La copertura media nazionale del vaccino anti Hpv, il Papilloma virus, per le coorti 1997, 1998 e 1999 è intorno al 69 per cento per le tre dosi: non è stato quindi raggiunto l’obiettivo (≥ 70 per cento) prefissato dal Piano nazionale della prevenzione vaccinale 2012-2014. I dati, aggiornati al 30 giugno 2013, sono stati forniti dal Centro nazionale di Epidemiologia , sorveglianza e promozione della salute e pubblicati dall’Istituto superiore di sanità.
Il rapporto testimonia una grande disomogeneità nell’accesso al vaccino a livello regionale: dalla “virtuosa” Toscana (nelle tre coorti prese in esame registra una copertura superiore all’80 per cento per tre dosi di vaccino) ai risultati di Sicilia e Campania, che non superano rispettivamente il 56 e il 62 per cento. Oltre alla prevenzione secondaria, effettuata attraverso il Pap-test, esame di screening in grado di individuare precocemente le alterazioni delle cellule del collo dell’utero, esiste anche una forma di prevenzione primaria: la disponibilità di due vaccini, sicuri e ben tollerati, che svolgono un’azione protettiva nei confronti dei due sierotipi del Papilloma virus umano, responsabili del 70 per cento dei casi del carcinoma uterino.
“Sebbene l’Italia sia stato il primo paese in Europa a lanciare nel 2008 un’organica campagna di immunizzazione gratuita, rivolta alle ragazze preadolescenti nel dodicesimo anno di vita, i dati del rapporto registrano una copertura vaccinale molto variabile sul territorio nazionale – afferma Francesca Merzagora, Presidente di O.N.Da , l’Osservatorio nazionale sulla salute della donna -. Nonostante sia stata dimostrata la sicurezza del vaccino anti Hpv, in grado di offrire un’efficace protezione nei confronti del 70 per cento circa dei carcinomi uterini, ancora oggi persistono molti dubbi e perplessità”.

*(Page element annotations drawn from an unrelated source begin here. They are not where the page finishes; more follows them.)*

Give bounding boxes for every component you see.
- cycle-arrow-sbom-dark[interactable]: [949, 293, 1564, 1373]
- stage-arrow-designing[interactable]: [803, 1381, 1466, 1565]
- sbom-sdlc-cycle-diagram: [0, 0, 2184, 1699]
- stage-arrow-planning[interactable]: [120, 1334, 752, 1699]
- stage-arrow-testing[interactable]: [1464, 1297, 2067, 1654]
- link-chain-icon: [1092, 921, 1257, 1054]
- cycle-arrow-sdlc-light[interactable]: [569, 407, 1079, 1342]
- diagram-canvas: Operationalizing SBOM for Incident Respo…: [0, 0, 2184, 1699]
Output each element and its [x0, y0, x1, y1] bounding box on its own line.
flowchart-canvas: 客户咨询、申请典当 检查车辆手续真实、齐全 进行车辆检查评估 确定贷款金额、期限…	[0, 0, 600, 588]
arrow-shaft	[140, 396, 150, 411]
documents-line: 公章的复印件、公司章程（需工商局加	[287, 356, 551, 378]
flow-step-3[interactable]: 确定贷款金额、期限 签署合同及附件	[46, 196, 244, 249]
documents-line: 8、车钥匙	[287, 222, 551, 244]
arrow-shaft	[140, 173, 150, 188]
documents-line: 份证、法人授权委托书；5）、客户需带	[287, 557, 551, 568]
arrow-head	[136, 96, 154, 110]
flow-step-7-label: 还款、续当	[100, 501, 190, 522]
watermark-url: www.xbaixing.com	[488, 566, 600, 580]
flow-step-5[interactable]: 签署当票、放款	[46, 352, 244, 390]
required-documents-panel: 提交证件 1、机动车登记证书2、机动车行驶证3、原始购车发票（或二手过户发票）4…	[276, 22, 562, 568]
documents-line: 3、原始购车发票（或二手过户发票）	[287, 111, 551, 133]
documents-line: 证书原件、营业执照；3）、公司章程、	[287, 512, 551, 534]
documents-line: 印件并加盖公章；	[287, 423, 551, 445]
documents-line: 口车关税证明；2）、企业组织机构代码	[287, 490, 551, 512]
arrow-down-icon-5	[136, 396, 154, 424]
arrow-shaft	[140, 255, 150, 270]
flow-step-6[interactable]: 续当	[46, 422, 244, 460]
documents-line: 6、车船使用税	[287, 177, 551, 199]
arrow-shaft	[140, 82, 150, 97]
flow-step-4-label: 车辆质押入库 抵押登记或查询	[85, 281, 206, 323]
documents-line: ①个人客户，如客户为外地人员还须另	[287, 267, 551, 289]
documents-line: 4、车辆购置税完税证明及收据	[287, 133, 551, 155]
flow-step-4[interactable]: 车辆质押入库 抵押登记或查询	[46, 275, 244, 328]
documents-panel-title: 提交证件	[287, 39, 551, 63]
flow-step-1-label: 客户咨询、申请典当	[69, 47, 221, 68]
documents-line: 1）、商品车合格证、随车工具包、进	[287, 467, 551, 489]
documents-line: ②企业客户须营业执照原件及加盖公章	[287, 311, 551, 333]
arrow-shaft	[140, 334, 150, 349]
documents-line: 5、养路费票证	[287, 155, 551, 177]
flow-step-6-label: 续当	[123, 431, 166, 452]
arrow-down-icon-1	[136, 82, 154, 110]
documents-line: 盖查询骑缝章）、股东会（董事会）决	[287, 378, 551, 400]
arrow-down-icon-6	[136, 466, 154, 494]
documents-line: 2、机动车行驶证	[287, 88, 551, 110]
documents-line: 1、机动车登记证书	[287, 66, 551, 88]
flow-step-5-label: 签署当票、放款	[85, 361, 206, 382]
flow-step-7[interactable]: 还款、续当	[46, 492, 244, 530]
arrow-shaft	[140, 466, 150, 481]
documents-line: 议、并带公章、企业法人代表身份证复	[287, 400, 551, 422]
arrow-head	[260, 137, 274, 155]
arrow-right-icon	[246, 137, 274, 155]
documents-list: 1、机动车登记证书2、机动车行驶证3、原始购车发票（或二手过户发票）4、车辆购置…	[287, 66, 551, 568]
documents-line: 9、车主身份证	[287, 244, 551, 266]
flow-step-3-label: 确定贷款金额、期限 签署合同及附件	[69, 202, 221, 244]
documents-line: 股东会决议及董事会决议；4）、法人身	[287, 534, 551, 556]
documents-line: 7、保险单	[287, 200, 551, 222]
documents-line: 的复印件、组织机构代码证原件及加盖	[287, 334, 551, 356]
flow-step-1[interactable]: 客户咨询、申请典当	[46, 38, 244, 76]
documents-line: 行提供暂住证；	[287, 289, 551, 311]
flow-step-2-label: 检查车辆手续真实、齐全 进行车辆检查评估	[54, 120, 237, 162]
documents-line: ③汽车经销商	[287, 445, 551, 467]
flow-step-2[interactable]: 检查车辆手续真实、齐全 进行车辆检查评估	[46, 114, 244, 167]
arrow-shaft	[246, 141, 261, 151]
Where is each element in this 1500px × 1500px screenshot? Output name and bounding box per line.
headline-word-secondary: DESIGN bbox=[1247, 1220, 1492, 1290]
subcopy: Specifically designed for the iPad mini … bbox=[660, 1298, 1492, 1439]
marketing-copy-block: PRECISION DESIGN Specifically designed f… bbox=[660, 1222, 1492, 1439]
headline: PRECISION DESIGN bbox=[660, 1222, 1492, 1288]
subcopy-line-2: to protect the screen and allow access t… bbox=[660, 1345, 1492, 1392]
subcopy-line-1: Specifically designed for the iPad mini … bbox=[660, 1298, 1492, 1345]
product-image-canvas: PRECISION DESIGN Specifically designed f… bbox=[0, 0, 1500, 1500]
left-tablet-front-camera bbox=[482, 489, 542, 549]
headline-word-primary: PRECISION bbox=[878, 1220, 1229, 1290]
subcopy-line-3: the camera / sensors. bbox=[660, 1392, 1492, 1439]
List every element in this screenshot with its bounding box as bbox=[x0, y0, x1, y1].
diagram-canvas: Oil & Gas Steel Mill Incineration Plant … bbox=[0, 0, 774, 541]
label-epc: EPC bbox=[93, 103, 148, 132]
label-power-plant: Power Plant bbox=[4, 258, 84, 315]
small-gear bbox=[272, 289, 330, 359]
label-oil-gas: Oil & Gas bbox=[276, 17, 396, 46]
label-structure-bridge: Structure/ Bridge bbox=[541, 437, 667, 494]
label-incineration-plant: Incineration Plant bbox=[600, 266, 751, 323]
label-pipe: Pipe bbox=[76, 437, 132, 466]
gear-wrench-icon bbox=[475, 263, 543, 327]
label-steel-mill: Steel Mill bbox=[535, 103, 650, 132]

Il carcinoma al collo dell’utero in Italia colpisce ogni anno oltre 3 mila donne; in Europa è il secondo tumore più diffuso, dopo il cancro al seno, nella popolazione femminile tra i 15 e i 44 anni. Secondo l’Organizzazione mondiale della sanità, è la prima neoplasia totalmente riconducibile a un’infezione, causata da un agente virale molto comune, il Papilloma virus umano (Hpv).
IL PROGETTO EUROPEO AURORA
Anche quest’anno, dal 19 al 25 gennaio, ricorre la Settimana europea della prevenzione del cancro della cervice uterina, giunta alla sua VIII edizione. La profilassi rappresenta la migliore arma di difesa contro questo tipo di tumore, che causa ogni anno circa 15 mila vittime in Europa e 1.500 in Italia. O.N.Da, da anni impegnata sul fronte della sensibilizzazione e informazione sul tema, ha coordinato come main partner il progetto europeo “Aurora” , che coinvolge, oltre all’Italia, 10 paesi, ovvero Lettonia, Bulgaria, Romania, Repubblica Ceca, Cipro, Slovacchia, Slovenia, Ungheria, Polonia, Grecia. Obiettivo dell’importante iniziativa è stato quello di individuare una strategia comune, volta a promuovere lo screening del tumore del collo dell’utero nei nuovi Stati membri dell’Unione europea, nelle donne in età riproduttiva (30-69 anni),
Il progetto ha sviluppato un modello di training volto a formare adeguatamente addetti ai lavori sulla prevenzione di questo tumore. Più di 200 operatori sanitari e 68 figure impegnate nel campo dell’advocacy sono stati formati durante due corsi europei. Inoltre, il consorzio Aurora ha creato in tutti gli Stati partecipanti al progetto una rete di 22 centri pilota, che stanno già implementando lo screening del cancro alla cervice. É, inoltre, disponibile una piattaforma e-learning, con accesso libero. “In occasione dell’ottava edizione della settimana europea della prevenzione del cancro della cervice uterina- continua la dottoressa Merzagora – O.N.Da ribadisce il suo impegno nel promuovere una sempre maggiore consapevolezza circa l’importanza della prevenzione primaria e secondaria. Lo scopo del Progetto europeo Aurora, coordinato dall’Osservatorio, vuole essere quello di favorire l’implementazione di uno screening di qualità per il carcinoma uterino nei nuovi Stati membri dell’Ue, attraverso lo scambio di conoscenze e competenze, la formazione degli operatori sanitari e di advocacy leader e la collaborazione tra esperti del settore e stakeholder”.